The project's founder says she never expected it to reach areas outside of Buffalo, but she has started to receive submissions from other countries.

BUFFALO, N.Y. — "This one said I had a folder of documents that fell all over the street. Strangers stopped and helped me gather them up," said Saira Sadiqui.

Sadiqui calls herself a social practice artist. 

"It's an artist that merges the civic engagement and community engagement with the art," she explained.  

At her day job, Sadiqui is an urban planner for a nonprofit organization. It's a job that involves looking at a lot of maps. 

"Mapping you know, crime statistics or wealth and health statistics," she said. "One day, I just stopped and I thought, where are all the peace dots?

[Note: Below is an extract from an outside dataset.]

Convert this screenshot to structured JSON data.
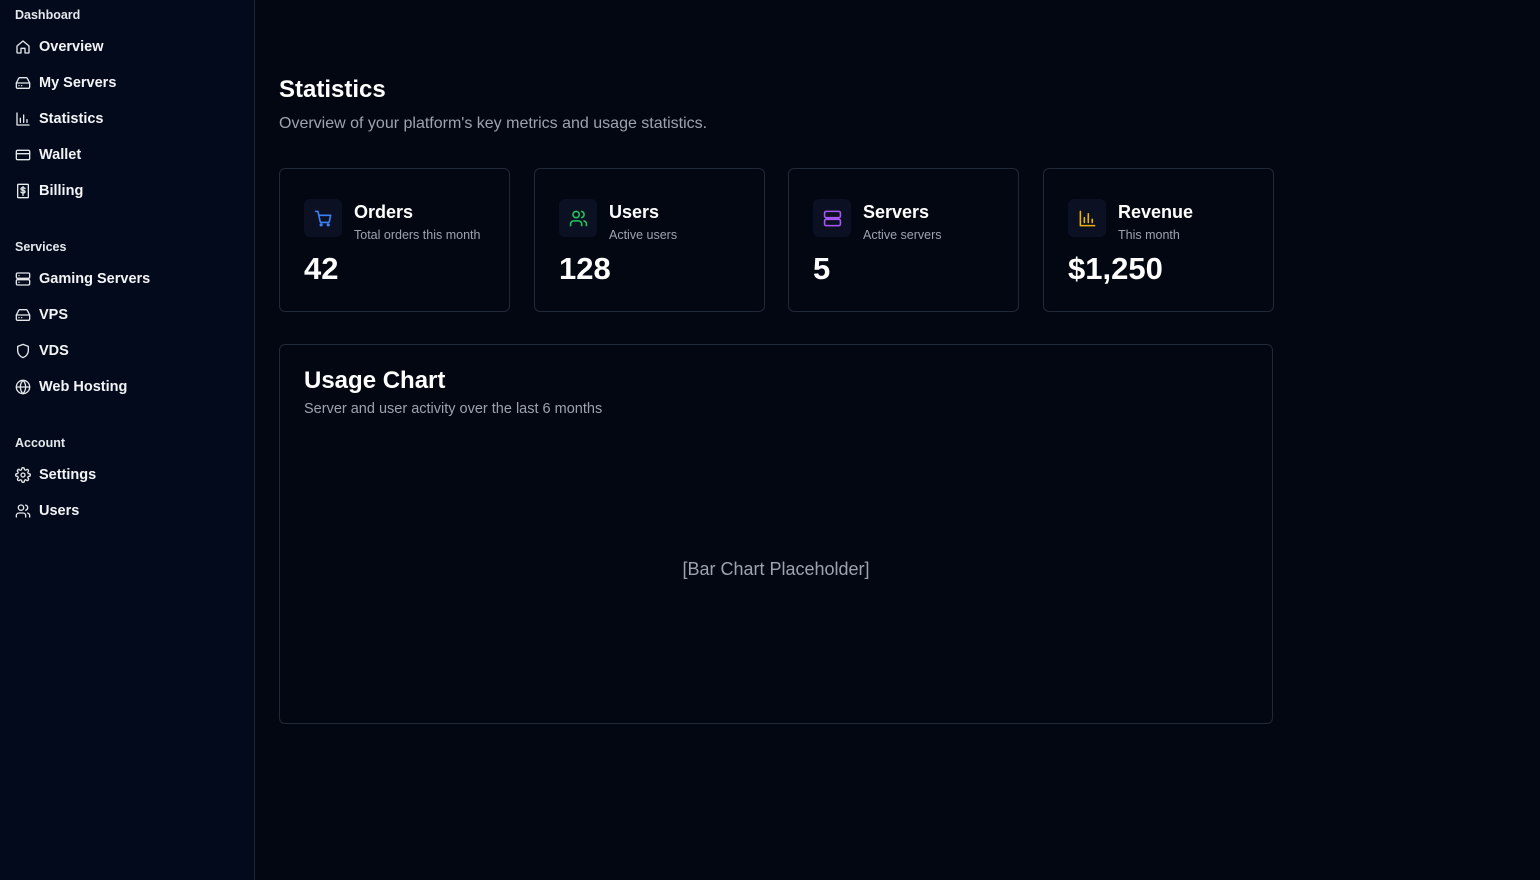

How do we even get that information, how do we collect that data?" 

So, she launched the Peace Dots Project. Each brightly colored dot on her map, represents a of a random act of kindness. It started as an anonymous online forum for people to share their stories. 

"You submit your random act of kindness, where and when it happened, a color, and an emotion," she said.    

Sadiqui recently secured a state grant to scale the project and install large maps in the community for people to mark their dots and make their submissions in person. There's one in front of Stitch Buffalo on Niagara Street, and a second one just went up at the Broadway Market. But it's not just people from Buffalo submitting ideas anymore. 

"We have close to 100 submissions so far, and I thought that it was really going to be super hyper-local to Buffalo," Saira said. "But I'm starting to get submissions from California, Texas, Illinois, Florida, as far as the U.K. and Germany." 

Sadiqui plans to collect stories through the fall, then use them as inspiration for a series of oil paintings. 

"Probably 10 to 20 large scale pieces that represent all of the submissions that come through, and I will hopefully show it somewhere in the community in 2023," she said. 

So next time you're thinking about doing something nice for somebody, think of the dots, and how far a small gesture can really go. 

"Part of the intrigue of this project was not knowing what was going to come in and what I was going to get," she said. "Seeing everything from someone smiled at me or complimented my outfit and seeing how something so small can make somebody's day, it's really just been such an inspiration. I feel like I'm sitting there getting these, you know, they come to my inbox, my email, and I'm reading them and then I just get such a big smile on my face."